El farmacéutico recibe a “puerta gayola”

A mi maestro Paco le he escuchado varias veces que los farmacéuticos somos los únicos profesionales que recibimos al cliente a pie. Un abogado te hace esperar, se levanta para recibirte, te siente, te escucha, te pide un montón de papeles, te cita para otro día cuando los haya estudiado, te da una solución y te cobra. Un arquitecto, parecido. Un dentista… hasta agradeces el dolor que te causa. Y te cobra.

Somos tan toreros los farmacéuticos que recibimos a “puerta gayola” al paciente; no sabemos qué va a consultar,  no conocemos sus antecedentes, ni sus alergias, ni qué otros fármacos usa de modo crónico u ocasional, pero allí estamos nosotros: plantados, con nuestra bata como único escudo, a pie firme, dispuestos a recibir la consulta. Con la obligación de resolverla bien, aunque nos falten datos. En brevísimo tiempo, no podemos hacer esperar al paciente. Y con un consejo barato, no vayamos a recomendar algo caro, no seamos peseteros.

Y gratis. Que lo dice la tele: consulte a su farmacéutico. El pago debe ir en el precio del jarabe para la tos o los comprimidos para el dolor de cabeza.

Un servicio maravilloso; el paciente satisface su demanda de inmediato, ve resuelta su necesidad a un módico precio, con entera accesibilidad.
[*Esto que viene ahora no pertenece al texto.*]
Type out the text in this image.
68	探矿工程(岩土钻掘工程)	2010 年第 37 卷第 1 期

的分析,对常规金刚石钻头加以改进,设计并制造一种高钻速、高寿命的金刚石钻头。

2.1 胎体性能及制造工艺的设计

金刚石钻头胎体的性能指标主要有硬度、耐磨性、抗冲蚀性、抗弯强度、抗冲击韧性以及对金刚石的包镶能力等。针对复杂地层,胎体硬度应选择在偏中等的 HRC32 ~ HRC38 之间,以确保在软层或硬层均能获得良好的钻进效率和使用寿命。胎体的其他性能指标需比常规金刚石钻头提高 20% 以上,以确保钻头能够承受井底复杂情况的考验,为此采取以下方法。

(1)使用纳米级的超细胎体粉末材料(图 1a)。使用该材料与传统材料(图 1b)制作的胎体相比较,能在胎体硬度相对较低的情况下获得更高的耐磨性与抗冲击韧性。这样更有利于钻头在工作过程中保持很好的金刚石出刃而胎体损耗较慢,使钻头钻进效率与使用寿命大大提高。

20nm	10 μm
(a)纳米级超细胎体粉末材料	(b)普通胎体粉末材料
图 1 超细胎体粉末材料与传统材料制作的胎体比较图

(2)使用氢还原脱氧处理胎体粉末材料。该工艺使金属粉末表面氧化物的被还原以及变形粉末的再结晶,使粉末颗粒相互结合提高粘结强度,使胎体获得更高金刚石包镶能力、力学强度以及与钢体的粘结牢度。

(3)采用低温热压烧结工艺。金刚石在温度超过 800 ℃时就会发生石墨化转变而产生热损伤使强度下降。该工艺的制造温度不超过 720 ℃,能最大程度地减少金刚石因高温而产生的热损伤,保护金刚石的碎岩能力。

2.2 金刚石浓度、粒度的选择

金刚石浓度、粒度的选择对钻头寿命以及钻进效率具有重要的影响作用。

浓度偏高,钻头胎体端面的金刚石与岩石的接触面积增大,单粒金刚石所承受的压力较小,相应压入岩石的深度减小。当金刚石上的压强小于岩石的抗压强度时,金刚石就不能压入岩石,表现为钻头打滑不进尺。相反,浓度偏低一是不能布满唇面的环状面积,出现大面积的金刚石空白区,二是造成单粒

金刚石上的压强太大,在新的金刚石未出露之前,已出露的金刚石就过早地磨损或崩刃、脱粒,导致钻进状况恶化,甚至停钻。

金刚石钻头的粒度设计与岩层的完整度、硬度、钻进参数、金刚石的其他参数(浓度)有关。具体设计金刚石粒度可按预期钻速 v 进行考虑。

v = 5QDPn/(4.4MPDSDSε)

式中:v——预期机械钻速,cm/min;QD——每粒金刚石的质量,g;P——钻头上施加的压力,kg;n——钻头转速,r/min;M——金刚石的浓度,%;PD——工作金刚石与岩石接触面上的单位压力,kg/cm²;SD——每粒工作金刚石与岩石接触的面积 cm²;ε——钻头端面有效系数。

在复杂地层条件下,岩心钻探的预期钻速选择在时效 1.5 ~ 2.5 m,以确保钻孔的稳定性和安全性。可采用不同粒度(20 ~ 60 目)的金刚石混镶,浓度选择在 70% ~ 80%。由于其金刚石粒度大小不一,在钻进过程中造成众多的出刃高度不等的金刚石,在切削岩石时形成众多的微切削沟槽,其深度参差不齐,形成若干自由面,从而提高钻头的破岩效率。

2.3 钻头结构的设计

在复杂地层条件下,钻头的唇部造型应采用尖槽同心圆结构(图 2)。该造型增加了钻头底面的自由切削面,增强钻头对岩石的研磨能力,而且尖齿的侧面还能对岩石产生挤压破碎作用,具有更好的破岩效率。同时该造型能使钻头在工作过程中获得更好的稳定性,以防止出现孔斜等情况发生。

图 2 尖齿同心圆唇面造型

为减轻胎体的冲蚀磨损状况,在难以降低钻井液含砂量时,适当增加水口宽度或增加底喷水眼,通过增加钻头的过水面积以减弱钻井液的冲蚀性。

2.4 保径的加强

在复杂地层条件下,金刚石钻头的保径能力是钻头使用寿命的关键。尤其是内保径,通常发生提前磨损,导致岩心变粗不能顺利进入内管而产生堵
Todo eso en el caso de que quien haya atendido haya acertado. En caso de que sea un farmacéutico actualizado que ha pensado no sólo en lo que necesita sino también en lo que no necesita; en las posibles interacciones y efectos secundarios de los fármacos.

Porque si ha topado con un auxiliar se reduce de modo importante  la posibilidad de que la consulta sea satisfactoria al cien por cien. O con un farmacéutico  necesitado de reciclaje. De esos que expenden cajitas de colores con indicaciones de salud y no son paquetes de tabaco. Sustituibles por máquinas de auto vending “su tabaco, gracias”.

Hay casos en que se hace necesario consultar al farmacéutico; la señora que en el mostrador ve un despliegue de cajitas y pregunta “¿todo esto lo puedo tomar junto?” a lo cual suele repreguntar: “¿Vd. le pone leche al café? ¿Y azúcar? ¿Y luego moja la magdalena? Pues allí también mezcla” Sonrisa. Pausa. Cuando entiende la analogía uno se pone serio de nuevo y remarca: “Su médico quiere que lo tome así. Ahora, si quiere, vamos a ver qué problemas pueden aparecer con todos estos fármacos”. Y la sentamos. La sacamos fuera del flujo de la venta, que no bloquee una pantalla y un mostrador. Se le aparta hacia una zona con un poquito más de confidencialidad.

Al final ella se va con un mejor conocimiento de su tratamiento. Se adherirá a él o no, al final quien saca el comprimido del blíster y se lo traga es el paciente. Y es muy dueño de decidir que no quiere hacerlo. Se llama libertad. Se llama autonomía. Hay que respetarlo. Hay que comprender las causas. Hay que evaluar qué es lo mejor de verdad para el paciente. Y ojo, que lo mejor es enemigo de lo óptimo.

Ese paciente bien atendido se va satisfecho, agradecido, seguramente nos dará la mano en señal de respeto.

Pero no hemos cobrado nada. ¿Se puede mantener la consulta gratuita? Igual tenemos que empezar a pedir que cambien la pantalla azul de los anuncios de televisión.